Il avait survécu à des tempêtes, éclairs, tremblements de terre, incendies de forêt. Mais soudainement ce grand arbre, ce séquoia énorme est venu s’écraser sur le sol de la forêt.
On s’est demandé ce qui s’était passé. On a coupé ce séquoia et on a trouvé que ce n’étaient pas les tremblements de terre ou les tempêtes qui l’avaient abattu mais de petits coléoptères minuscules qui étaient arrivés au cœur de ce grand arbre et étaient allés le manger.

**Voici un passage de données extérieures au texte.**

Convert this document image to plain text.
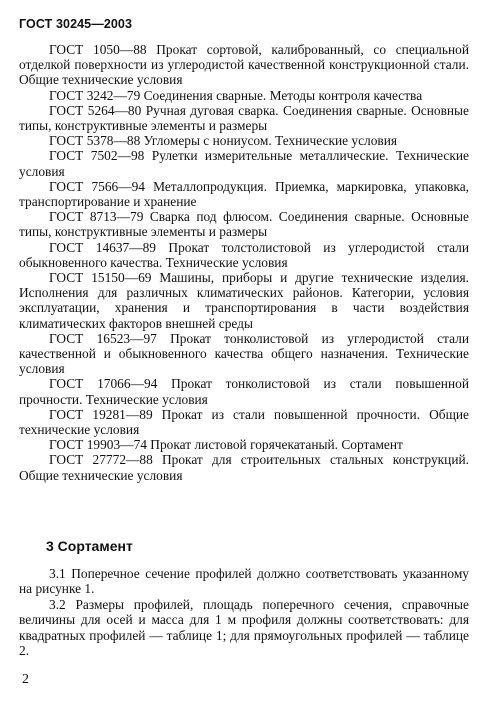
ГОСТ 30245—2003

ГОСТ 1050—88 Прокат сортовой, калиброванный, со специальной отделкой поверхности из углеродистой качественной конструкционной стали. Общие технические условия

ГОСТ 3242—79 Соединения сварные. Методы контроля качества

ГОСТ 5264—80 Ручная дуговая сварка. Соединения сварные. Основные типы, конструктивные элементы и размеры

ГОСТ 5378—88 Угломеры с нониусом. Технические условия

ГОСТ 7502—98 Рулетки измерительные металлические. Технические условия

ГОСТ 7566—94 Металлопродукция. Приемка, маркировка, упаковка, транспортирование и хранение

ГОСТ 8713—79 Сварка под флюсом. Соединения сварные. Основные типы, конструктивные элементы и размеры

ГОСТ 14637—89 Прокат толстолистовой из углеродистой стали обыкновенного качества. Технические условия

ГОСТ 15150—69 Машины, приборы и другие технические изделия. Исполнения для различных климатических районов. Категории, условия эксплуатации, хранения и транспортирования в части воздействия климатических факторов внешней среды

ГОСТ 16523—97 Прокат тонколистовой из углеродистой стали качественной и обыкновенного качества общего назначения. Технические условия

ГОСТ 17066—94 Прокат тонколистовой из стали повышенной прочности. Технические условия

ГОСТ 19281—89 Прокат из стали повышенной прочности. Общие технические условия

ГОСТ 19903—74 Прокат листовой горячекатаный. Сортамент

ГОСТ 27772—88 Прокат для строительных стальных конструкций. Общие технические условия

3 Сортамент

3.1 Поперечное сечение профилей должно соответствовать указанному на рисунке 1.

3.2 Размеры профилей, площадь поперечного сечения, справочные величины для осей и масса для 1 м профиля должны соответствовать: для квадратных профилей — таблице 1; для прямоугольных профилей — таблице 2.

2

Ces coléoptères, ce sont toutes ces petites choses comme ces petits mensonges ou ces petites convoitises qui nous tentent. On se dit sur le moment que ce n’est pas bien grave si on leur consent. Mais ils sont autant de petits coléoptères qui finissent à la fin par abattre notre foi et défigurer notre identité d’enfant de Dieu. En prenant la décision de ne pas se souiller avec les mets du roi, Daniel et ses amis nous montrent qu’ils ne veulent pas laisser l’esprit babylonien s’introduire en eux. Comme eux, nous pouvons et devons empêcher le système de pensée de ce monde et le pêché venir se nicher en nous. Certes, notre place n’est pas ailleurs que dans ce monde mais il nous faut nous rappeler que nous ne lui appartenons pas. Puisse Dieu nous rendre fermes dans notre foi, notre identité et notre intégrité pour Dieu.